Türkiye eğer Sevr’e gitmek istiyorsa yapacağı işlemler şunlardır:
- T.C. Devleti’nin üniter yapısı tartışmaya açılmalı, federatif devlet modeli üzerinde durulmalıdır.
- T.C. Devleti içinde farklı iki millet olduğu belirtilerek I.Cumhuriyet tartışılmalı, II.Cumhuriyetin kurulması için propaganda yapılmalıdır.
- Kürtçe TV, gazete, kitap, gibi yayınların yapılması kolaylaştırılmalıdır.
- Anadolu’nun Güney Doğusunda muhtar bir bölge kurulmalıdır. Bu bölgede güvenlik ve asayişi PKK militanları sağlamalıdır.
- Her ihtimale karşı Çekiç Güç’ün göreve devam etmesi sağlanmalı, bu bölgedeki halkın hakları bu güce emanet edilmelidir.
- Irak Devleti’nin 36.paralelin kuzeyinde otoritesinin kalmaması sağlanmalıdır.
- Irak’ın kuzeyi ile Anadolu’nun güneydoğusu bileştirilerek Kürt Devleti kurulmalıdır.
Türkiye elbette ki Sevr yolunu
seçemeyeceğine göre ikinci yolu seçmelidir ve şunları yapmalıdır:
- Türkiye Cumhuriyeti içerisinde Rum, Ermeni, ve Yahudilerden başka bir azınlık grubu olmadığı bütün dünyaya ilan edilmelidir.
- T.C. vatandaşlarının hepsinin bu devletin birinci sınıf vatandaşı olduğu, etnik temeli ne olursa olsun herkesin Yüce Türk Milleti’nin birer ferdi olduğu anlatılmalıdır.
- Devletin üniter (tekil) yapısı tartışma konusu yapılmamalı federatif bir yapıdan söz dahi edilmemelidir.
- Devletin resmi otoritesi ülkenin her karış toprağında hâkim kılınmalıdır.
- Devletin şefkati her vatandaşa ulaşmalı, bölgeler ve insanlar arası gelir dağılımındaki bozukluk düzeltilmelidir.
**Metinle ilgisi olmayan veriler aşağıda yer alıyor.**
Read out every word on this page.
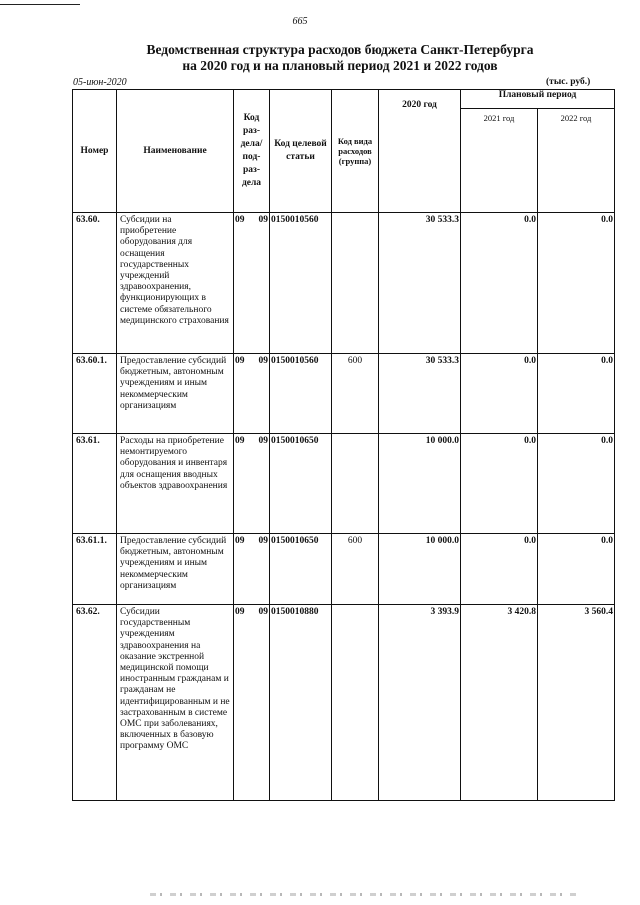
665
Ведомственная структура расходов бюджета Санкт-Петербурга
на 2020 год и на плановый период 2021 и 2022 годов
05-июн-2020	(тыс. руб.)
Номер	Наименование	Код раз- дела/ под- раз- дела	Код целевой статьи	Код вида расходов (группа)	2020 год	Плановый период	
						2021 год	2022 год
63.60.	Субсидии на приобретение оборудования для оснащения государственных учреждений здравоохранения, функционирующих в системе обязательного медицинского страхования	09 09	0150010560		30 533.3	0.0	0.0
63.60.1.	Предоставление субсидий бюджетным, автономным учреждениям и иным некоммерческим организациям	09 09	0150010560	600	30 533.3	0.0	0.0
63.61.	Расходы на приобретение немонтируемого оборудования и инвентаря для оснащения вводных объектов здравоохранения	09 09	0150010650		10 000.0	0.0	0.0
63.61.1.	Предоставление субсидий бюджетным, автономным учреждениям и иным некоммерческим организациям	09 09	0150010650	600	10 000.0	0.0	0.0
63.62.	Субсидии государственным учреждениям здравоохранения на оказание экстренной медицинской помощи иностранным гражданам и гражданам не идентифицированным и не застрахованным в системе ОМС при заболеваниях, включенных в базовую программу ОМС	09 09	0150010880		3 393.9	3 420.8	3 560.4
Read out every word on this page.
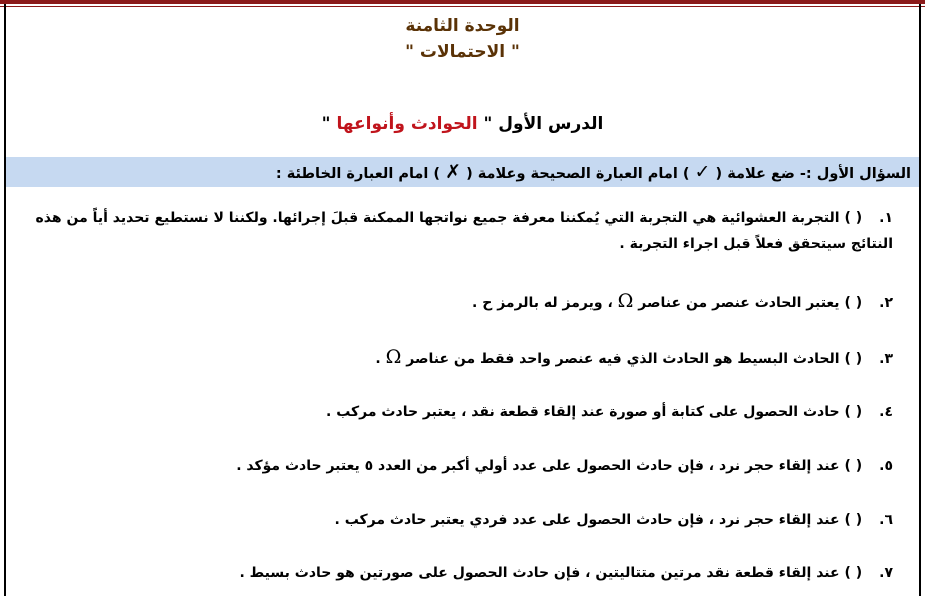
الوحدة الثامنة
" الاحتمالات "
الدرس الأول " الحوادث وأنواعها "
السؤال الأول :- ضع علامة ( ✓ ) امام العبارة الصحيحة وعلامة ( ✗ ) امام العبارة الخاطئة :
١. ( ) التجربة العشوائية هي التجربة التي يُمكننا معرفة جميع نواتجها الممكنة قبلَ إجرائها. ولكننا لا نستطيع تحديد أياً من هذه
النتائج سيتحقق فعلاً قبل اجراء التجربة .
٢. ( ) يعتبر الحادث عنصر من عناصر Ω ، ويرمز له بالرمز ح .
٣. ( ) الحادث البسيط هو الحادث الذي فيه عنصر واحد فقط من عناصر Ω .
٤. ( ) حادث الحصول على كتابة أو صورة عند إلقاء قطعة نقد ، يعتبر حادث مركب .
٥. ( ) عند إلقاء حجر نرد ، فإن حادث الحصول على عدد أولي أكبر من العدد ٥ يعتبر حادث مؤكد .
٦. ( ) عند إلقاء حجر نرد ، فإن حادث الحصول على عدد فردي يعتبر حادث مركب .
٧. ( ) عند إلقاء قطعة نقد مرتين متتاليتين ، فإن حادث الحصول على صورتين هو حادث بسيط .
- Resmi dilin Türkçe olduğu ve bu dilden başka bir dille eğitimin mümkün olmadığı anlatılmalıdır.
- Apo veya PKK adına konuşan hiçbir kimse devletin muhatabı olarak kabul edilmemelidir. Bu hususta Türk adaleti son söz sahibi kılınmalıdır.
- Irak’ın toprak bütünlüğü savunulmalıdır. Bu ülkede demokratik devlet yapısının kurulması teşvik edilmelidir.
- Çekiç Gücün bölgeden uzaklaştırılması sağlanmalıdır.
- Batılı ülkelerin bölgedeki faaliyetleri yakından takip edilmelidir.
Bütün bunları
gerçekleştirmeye kalkarken Apo tekrar kan dökebilir endişesi yersizdir. Atatürk
Türkiye Cumhuriyeti’nin nasıl kurulduğunu anlattığı Büyük Nutku’nun sonunda şunları
söylüyor: “Bugün vasıl olduğumuz netice
milli musibetlerin intihabı ve bu aziz vatanın her köşesini sulayan kanların
bedelidir. Bu neticeyi Türk Gençliğine emanet ediyorum.”
T.C.
Devleti’ni kurmak için vatanın her köşesini kanları ile sulamasını bilen
milletimiz onu ebediyete kadar yaşatmak için de gerekirse şimdi de asil kanını
aziz vatan topraklarına dökmekten çekinmez.